# 2.5 and 5 ton military trucks



## J & B Lawncare (Sep 4, 2005)

Hello

Does anyone have an experence in setting up or equiping 2.5 and 5 ton military trucks? What works and what does not work. What brand plow did you use? What were the shortfalls or plus points? Any information would help. This truck is only being set up to start in the 2006-2007 season, so don't be afraid to responde if it a few monthes after the posting

Thanks
J & B Lawncare


----------



## kingriver (Oct 25, 2005)

****setting up equipment****

Hello, was wondering if you could possibly let me know what kind of response you get to your (post) the reason I say this is because I just recently purchased 
a *1993 F800 4x4* and am looking to set up with either--plow--snowblower-- and a 10 yrd sander..I will keep an eye on your responses.....

thanks
kingriver


----------



## Oshkosh (Sep 11, 2005)

J & B Lawncare said:


> Hello
> 
> Does anyone have an experence in setting up or equiping 2.5 and 5 ton military trucks? What works and what does not work. What brand plow did you use? What were the shortfalls or plus points? Any information would help. This truck is only being set up to start in the 2006-2007 season, so don't be afraid to responde if it a few monthes after the posting
> 
> ...


I have never seen a off the shelf plow frame for a military so that will have to be custom made.Hydraulics same thing,Ever ask yourself why the military doesnt plow with these?You'll need to replace the military tires if you want any traction or if onsite atleast chaining it up.The non directional tires are junk in snow and rain(Been there done that).If you dont have a hard top I strongly suggest you hunt down one of those,if you want to stand a chance of having any heat.They made a cold weather kit for those, might want to hunt one of those down also.
I thought about doing the same thing, it turned out buying a used snowfighter was cheaper in the long run.
Below is a photo of an older 2.5ton with wing at Erickson's truck sales


----------



## J & B Lawncare (Sep 4, 2005)

*Military answers*

Hello

I have ask around at the local base about why they do not set up these trucks to plow. Now days and for the remembered past these trucks are not used by the military for bnow plowing as when the units in charge of plowing get called in they already have more usable construction type equipment.. One case of the goverment not wasting money on duplicating services.
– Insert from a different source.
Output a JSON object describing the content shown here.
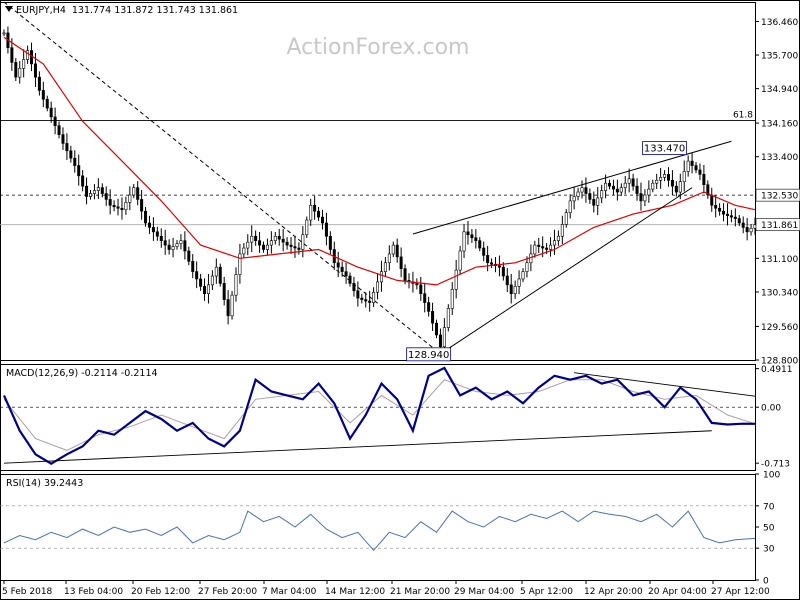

Also the air field is cleared with the big snow blowers as they want the snow far awy from the tarmack.

Thanks

J&B


----------



## Oshkosh (Sep 11, 2005)

*I always wondered why???*



J & B Lawncare said:


> Hello
> 
> I have ask around at the local base about why they do not set up these trucks to plow. Now days and for the remembered past these trucks are not used by the military for bnow plowing as when the units in charge of plowing get called in they already have more usable construction type equipment.. One case of the goverment not wasting money on duplicating services. Also the air field is cleared with the big snow blowers as they want the snow far awy from the tarmack.
> 
> ...


 I've wondered why myself.I have been buying equipment out of the auctions for over 15 years now, seen many 2.5, 5 ton trucks with under 10,000 miles selling for scrap value,I've often said to myself why dont they put plows on these and keep them around the base for the grunt work?????Maybe it is just our gov at its best or maybe they just arnt good plow trucks?
My old Oshkosh came from the Dept of Navy,so I have had surplus snow equipment they just seem to prefer the Oshkosh's and in the Past Walters for snow work.


----------